Sejarah berdirinya Pondok Pesantren MIFTAHUL ULUM Tlogobedah Hulaan Menganti Gresik


1. Sejarah Berdirinya

    Pondok Pesantren Miftahul Ulum berdiri pada tahun 1967 M, di Dusun Tlogobedah Desa. Hulaan Kec. Menganti Kab. Gresik, yang terletak 2 km dari kecamatan Menganti dan 10 km dari kabupaten Gresik. Dilihat dari tahun berdirinya maka pondok pesantren Miftahul Ulum masuk dalam periode ke empat atau pesantren modern, yaitu pesantren yang berdiri setelah Indonesia merdeka. Pendirinya yaitu romo KH. Syahiduddin dan ibu nyai Hj. Masrihin, sekaligus sebagai pengasuh Pondok Pesantren. Beliau Romo KH. Syahiduddin berasal dari dusun Wonokoyo kecamatan Menganti yang hanyalah putra dari seseorang petani dengan kehidupan sederhana, dan atas kemauannya sendiri beliau menempuh ilmu dengan mondok di Mbah Kiai Syakur Ngelom Sepanjang Sidoarjo yang sekarang bernama pondok pesantren An-nidhomiyah.[1] Kemauan tersebut dihina oleh orang-orang sekitarnya dengan alasan “anak orang miskin saja bergaya mau mondok”. Namun beliau tetap gigih untuk mondok disana, tidak lama ketika mondok, Mbah Yai Syakur dawuh bahwa kiai Syahiduddin diperintahkan pulang dengan alasan dalam penglihatan beliau, dikening kiai Syahiduddin terpancar cahaya yang menandakan bahwa ilmunya telah lebih tinggi dari Mbah kiai Syakur sendiri.  maka kemudian beliau melanjutkan perjalanan menuntut ilmunya ke pondok Waung Nganjuk yang sekarang bernama pondok pesantren Raudlatul Muslimin. pada saat itu diasuh oleh Mbah kiai Yasiin.[2] Tidak lama mondok disana Kiai Syahiddudin telah menghafal alfiyah ibnu malik maka mbah kiai Yasiin berkata “sekarang sudah haram bagimu untuk mencari rumput (angon suket) rezekimu sudah dijamin sama Allah”. Karena ketawadhuannya hingga kemudian beliau dijadikan menantu oleh Romo KH. Ma’ruf yang merupakan adik ipar dari mbah kiai Yasiin, hal tersebut bukanlah alasan beliau dikemudian hari untuk mendirikan sebuah pondok pesantren Miftahul Ulum. Namun saat itu menjadi awal dimulainya perjuangan bersama ibu Nyai H. Masrihin. Setelah menikah, beliau berdua pindah ke desa Wonokoyo kecamatan Menganti. Gresik, yang merupakan tanah kelahiran dari KH. Syahiduddin. Disana mereka hanya menempati rumah kecil dengan pekerjaan ibu Nyai Masrihin sebagai petani dan KH. Syahiduddin menjadi guru berkeliling dari desa ke desa. Salah satunya dusun Tlogobedah desa Hulaan. Karena kerja kerasnya terlihat oleh masyarakat dusun Tlogobedah. Hingga kemudian masyarakat meminta KH. Syahiduddin untuk tinggal di dusun Tlogobedah.[3]
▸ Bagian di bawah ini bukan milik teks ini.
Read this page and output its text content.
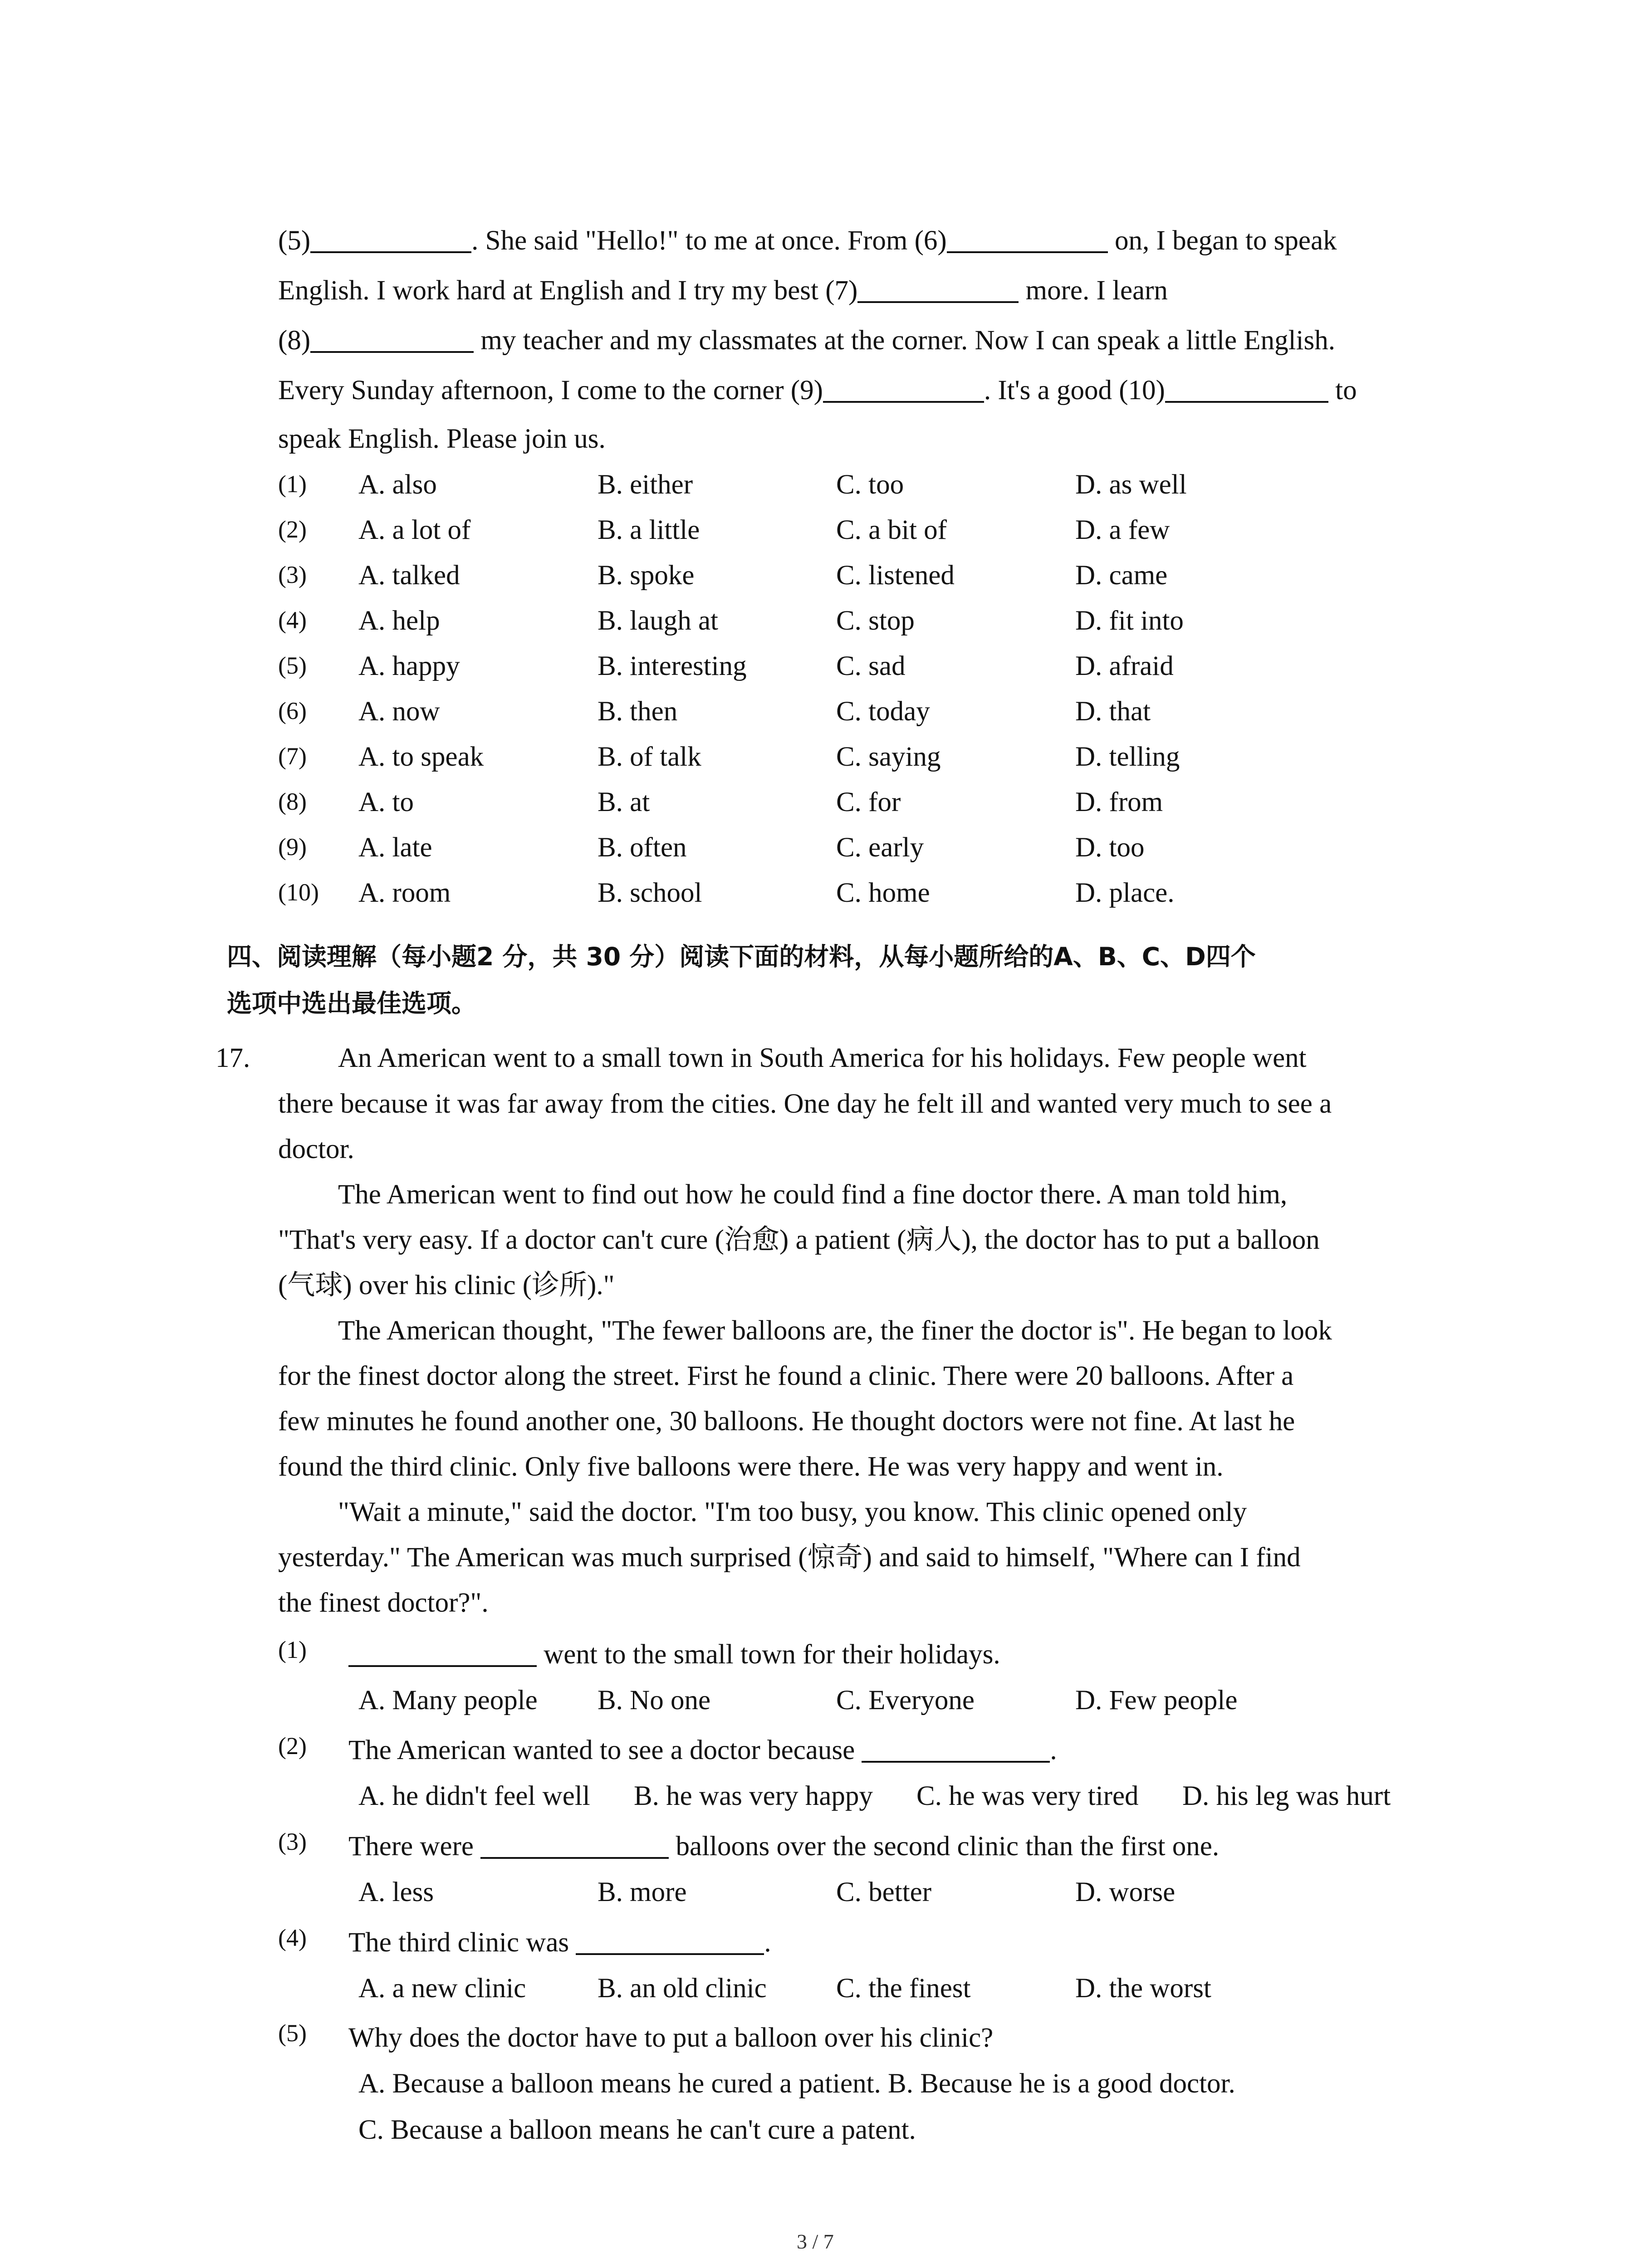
(5)	. She said "Hello!" to me at once. From (6)	on, I began to speak
English. I work hard at English and I try my best (7)	more. I learn
(8)	my teacher and my classmates at the corner. Now I can speak a little English.
Every Sunday afternoon, I come to the corner (9)	. It's a good (10)	to
speak English. Please join us.
(1) A. also	B. either	C. too	D. as well
(2) A. a lot of	B. a little	C. a bit of	D. a few
(3) A. talked	B. spoke	C. listened	D. came
(4) A. help	B. laugh at	C. stop	D. fit into
(5) A. happy	B. interesting	C. sad	D. afraid
(6) A. now	B. then	C. today	D. that
(7) A. to speak	B. of talk	C. saying	D. telling
(8) A. to	B. at	C. for	D. from
(9) A. late	B. often	C. early	D. too
(10) A. room	B. school	C. home	D. place.
四、阅读理解（每小题2 分，共 30 分）阅读下面的材料，从每小题所给的A、B、C、D四个
选项中选出最佳选项。
17.	An American went to a small town in South America for his holidays. Few people went
there because it was far away from the cities. One day he felt ill and wanted very much to see a
doctor.
The American went to find out how he could find a fine doctor there. A man told him,
"That's very easy. If a doctor can't cure (治愈) a patient (病人), the doctor has to put a balloon
(气球) over his clinic (诊所)."
The American thought, "The fewer balloons are, the finer the doctor is". He began to look
for the finest doctor along the street. First he found a clinic. There were 20 balloons. After a
few minutes he found another one, 30 balloons. He thought doctors were not fine. At last he
found the third clinic. Only five balloons were there. He was very happy and went in.
"Wait a minute," said the doctor. "I'm too busy, you know. This clinic opened only
yesterday." The American was much surprised (惊奇) and said to himself, "Where can I find
the finest doctor?".
(1)	went to the small town for their holidays.
A. Many people B. No one	C. Everyone	D. Few people
(2) The American wanted to see a doctor because	.
A. he didn't feel well B. he was very happy C. he was very tired D. his leg was hurt
(3) There were	balloons over the second clinic than the first one.
A. less	B. more	C. better	D. worse
(4) The third clinic was	.
A. a new clinic	B. an old clinic	C. the finest	D. the worst
(5) Why does the doctor have to put a balloon over his clinic?
A. Because a balloon means he cured a patient. B. Because he is a good doctor.
C. Because a balloon means he can't cure a patent.
3 / 7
            Tinggallah KH Syahiduddin dan Ibu Nyai Hj. Masrihin di dusun Tlogobedah dengan keadaan seadanya dan menempati rumah seluas 5 x 6 m2 yang juga digunakan sebagai tempat mengaji. Seiring berjalannya waktu, warga sekitar yang mengaji ke beliau semakin bertambah dan salah seorang warga menawarkan untuk membangun pondok. Karena dukungan warga sekitar dibuatlah bangunan dengan ukuran 4 x 5 m sebagai tembok awal berdirinya pondok pesantren. Namun pada saat itu masih dikenal dengan sebutan pondok “Tlogobedah”. Ditempat itulah rutinitas belajar ilmu agama berjalan dengan lancar dan dalam kondisi apa adanya sehingga ibu nyai menceritakan kesulitan disaat itu.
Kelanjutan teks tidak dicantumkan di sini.